The Bureau of Alcohol, Tobacco, Firearms, and Explosives (ATF) is supposedly tasked with, among other things, enforcing federal firearm laws. You would think an agency tasked with enforcing firearm laws would also demonstrated some modicum of firearm responsibility, right? As it turns out the ATF doesn’t exactly have a stellar record of knowing where its firearms are:
ATF agents have lost track of dozens of government-issued guns, after stashing them under the front seats in their cars, in glove compartments or simply leaving them on top of their vehicles and driving away, according to internal reports from the past five years obtained by the Milwaukee Journal Sentinel.

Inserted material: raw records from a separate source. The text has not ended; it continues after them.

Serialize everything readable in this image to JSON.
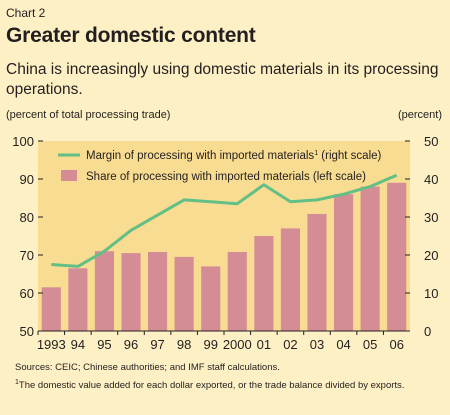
{
  "chart_number": "Chart 2",
  "chart_data": {
    "type": "bar",
    "title": "Greater domestic content",
    "subtitle": "China is increasingly using domestic materials in its processing operations.",
    "left_axis_label": "(percent of total processing trade)",
    "right_axis_label": "(percent)",
    "categories": [
      "1993",
      "94",
      "95",
      "96",
      "97",
      "98",
      "99",
      "2000",
      "01",
      "02",
      "03",
      "04",
      "05",
      "06"
    ],
    "series": [
      {
        "name": "Share of processing with imported materials (left scale)",
        "kind": "bar",
        "axis": "left",
        "color": "#d58d95",
        "values": [
          61.5,
          66.5,
          71,
          70.5,
          70.8,
          69.5,
          67,
          70.8,
          75,
          77,
          80.8,
          86,
          88,
          89
        ]
      },
      {
        "name": "Margin of processing with imported materials",
        "name_superscript": "1",
        "name_suffix": " (right scale)",
        "kind": "line",
        "axis": "right",
        "color": "#62bf85",
        "values": [
          17.5,
          17,
          21,
          26.5,
          30.5,
          34.5,
          34,
          33.5,
          38.5,
          34,
          34.5,
          36,
          38,
          41
        ]
      }
    ],
    "ylim_left": [
      50,
      100
    ],
    "yticks_left": [
      50,
      60,
      70,
      80,
      90,
      100
    ],
    "ylim_right": [
      0,
      50
    ],
    "yticks_right": [
      0,
      10,
      20,
      30,
      40,
      50
    ],
    "grid": false,
    "legend": "top"
  },
  "sources": "Sources: CEIC; Chinese authorities; and IMF staff calculations.",
  "footnote_marker": "1",
  "footnote_text": "The domestic value added for each dollar exported, or the trade balance divided by exports.",
  "colors": {
    "background": "#fdf0c4",
    "plot_area": "#f8dc91",
    "bars": "#d58d95",
    "line": "#62bf85"
  }
}
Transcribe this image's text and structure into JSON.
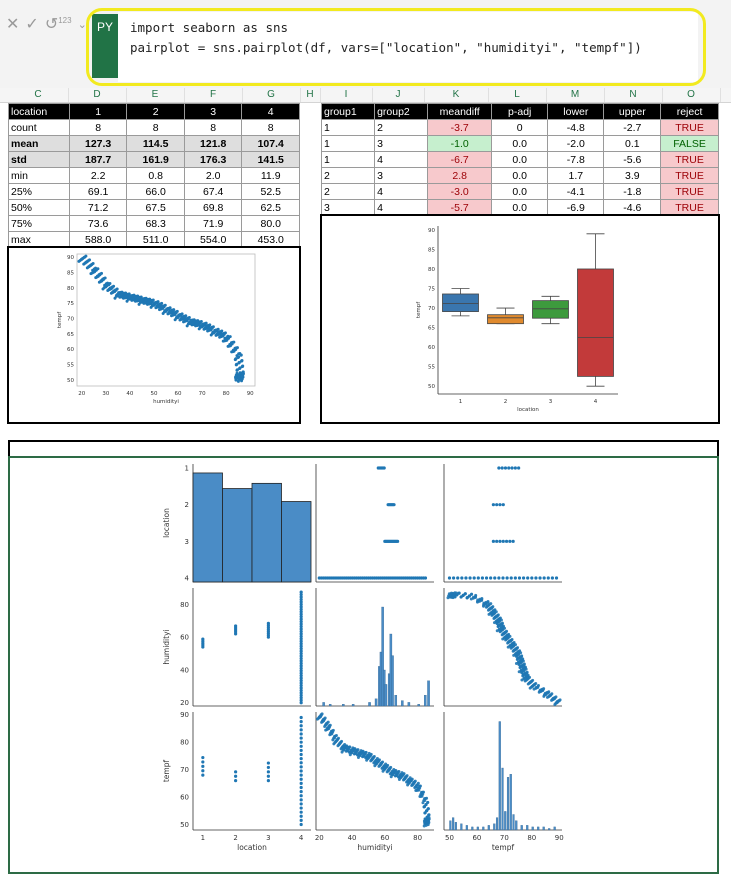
{
  "formula": {
    "badge": "PY",
    "line1": "import seaborn as sns",
    "line2": "pairplot = sns.pairplot(df, vars=[\"location\", \"humidityi\", \"tempf\"])",
    "icon_num": "123"
  },
  "columns": [
    "C",
    "D",
    "E",
    "F",
    "G",
    "H",
    "I",
    "J",
    "K",
    "L",
    "M",
    "N",
    "O"
  ],
  "describe": {
    "header": [
      "location",
      "1",
      "2",
      "3",
      "4"
    ],
    "rows": [
      {
        "label": "count",
        "values": [
          "8",
          "8",
          "8",
          "8"
        ],
        "bold": false
      },
      {
        "label": "mean",
        "values": [
          "127.3",
          "114.5",
          "121.8",
          "107.4"
        ],
        "bold": true
      },
      {
        "label": "std",
        "values": [
          "187.7",
          "161.9",
          "176.3",
          "141.5"
        ],
        "bold": true
      },
      {
        "label": "min",
        "values": [
          "2.2",
          "0.8",
          "2.0",
          "11.9"
        ],
        "bold": false
      },
      {
        "label": "25%",
        "values": [
          "69.1",
          "66.0",
          "67.4",
          "52.5"
        ],
        "bold": false
      },
      {
        "label": "50%",
        "values": [
          "71.2",
          "67.5",
          "69.8",
          "62.5"
        ],
        "bold": false
      },
      {
        "label": "75%",
        "values": [
          "73.6",
          "68.3",
          "71.9",
          "80.0"
        ],
        "bold": false
      },
      {
        "label": "max",
        "values": [
          "588.0",
          "511.0",
          "554.0",
          "453.0"
        ],
        "bold": false
      }
    ]
  },
  "tukey": {
    "header": [
      "group1",
      "group2",
      "meandiff",
      "p-adj",
      "lower",
      "upper",
      "reject"
    ],
    "rows": [
      [
        "1",
        "2",
        "-3.7",
        "0",
        "-4.8",
        "-2.7",
        "TRUE"
      ],
      [
        "1",
        "3",
        "-1.0",
        "0.0",
        "-2.0",
        "0.1",
        "FALSE"
      ],
      [
        "1",
        "4",
        "-6.7",
        "0.0",
        "-7.8",
        "-5.6",
        "TRUE"
      ],
      [
        "2",
        "3",
        "2.8",
        "0.0",
        "1.7",
        "3.9",
        "TRUE"
      ],
      [
        "2",
        "4",
        "-3.0",
        "0.0",
        "-4.1",
        "-1.8",
        "TRUE"
      ],
      [
        "3",
        "4",
        "-5.7",
        "0.0",
        "-6.9",
        "-4.6",
        "TRUE"
      ]
    ]
  },
  "chart_data": [
    {
      "type": "scatter",
      "xlabel": "humidityi",
      "ylabel": "tempf",
      "xlim": [
        18,
        92
      ],
      "ylim": [
        48,
        91
      ],
      "xticks": [
        20,
        30,
        40,
        50,
        60,
        70,
        80,
        90
      ],
      "yticks": [
        50,
        55,
        60,
        65,
        70,
        75,
        80,
        85,
        90
      ],
      "trend": [
        [
          20,
          90
        ],
        [
          25,
          86
        ],
        [
          30,
          81
        ],
        [
          35,
          78
        ],
        [
          40,
          77
        ],
        [
          45,
          76
        ],
        [
          50,
          75
        ],
        [
          55,
          73
        ],
        [
          60,
          71
        ],
        [
          65,
          69
        ],
        [
          70,
          68
        ],
        [
          75,
          66
        ],
        [
          80,
          64
        ],
        [
          85,
          58
        ],
        [
          86,
          52
        ],
        [
          85,
          50
        ]
      ]
    },
    {
      "type": "box",
      "xlabel": "location",
      "ylabel": "tempf",
      "categories": [
        "1",
        "2",
        "3",
        "4"
      ],
      "ylim": [
        48,
        91
      ],
      "yticks": [
        50,
        55,
        60,
        65,
        70,
        75,
        80,
        85,
        90
      ],
      "boxes": [
        {
          "q1": 69.1,
          "median": 71.2,
          "q3": 73.6,
          "min": 68,
          "max": 75,
          "color": "#3a76ae"
        },
        {
          "q1": 66.0,
          "median": 67.5,
          "q3": 68.3,
          "min": 66,
          "max": 70,
          "color": "#e08a2e"
        },
        {
          "q1": 67.4,
          "median": 69.8,
          "q3": 71.9,
          "min": 66,
          "max": 73,
          "color": "#3d9a3d"
        },
        {
          "q1": 52.5,
          "median": 62.5,
          "q3": 80.0,
          "min": 50,
          "max": 89,
          "color": "#c23a3a"
        }
      ]
    },
    {
      "type": "pairplot",
      "vars": [
        "location",
        "humidityi",
        "tempf"
      ],
      "location_ticks": [
        "1",
        "2",
        "3",
        "4"
      ],
      "humidity_ticks": [
        20,
        40,
        60,
        80
      ],
      "humidity_lim": [
        18,
        90
      ],
      "tempf_ticks": [
        50,
        60,
        70,
        80,
        90
      ],
      "tempf_lim": [
        48,
        91
      ],
      "location_hist": [
        0.42,
        0.36,
        0.38,
        0.31
      ]
    }
  ]
}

Agents left their guns behind in bathroom stalls, at a hospital, outside a movie theater and on a plane, according to the records, obtained Tuesday by the news organization under the federal Freedom of Information Act.
Oh, and you know all of the stink gun control advocates make about wanting laws that mandate “safe storage” of firearms to protect the children? Perhaps they should spend less time focusing on us gun owners and more time focusing on the ATF:
In December 2009, two 6-year-old boys spotted an agent’s loaded ATF Smith & Wesson .357 on a storm sewer grate in Bettendorf, Iowa. The agent lived nearby and later said he couldn’t find his gun for days but didn’t bother reporting it — until it hit the local newspaper.
The article contains more incidents where ATF agents lost firearms. I’m not sure if these loses were part of the ATF’s ongoing program to provide guns to drug cartels or just pure incompetency. Either one is equally likely when the ATF’s past is considered. But I think the moral of this story is that the ATF is not competent enough with firearms to have any authority regarding firearms.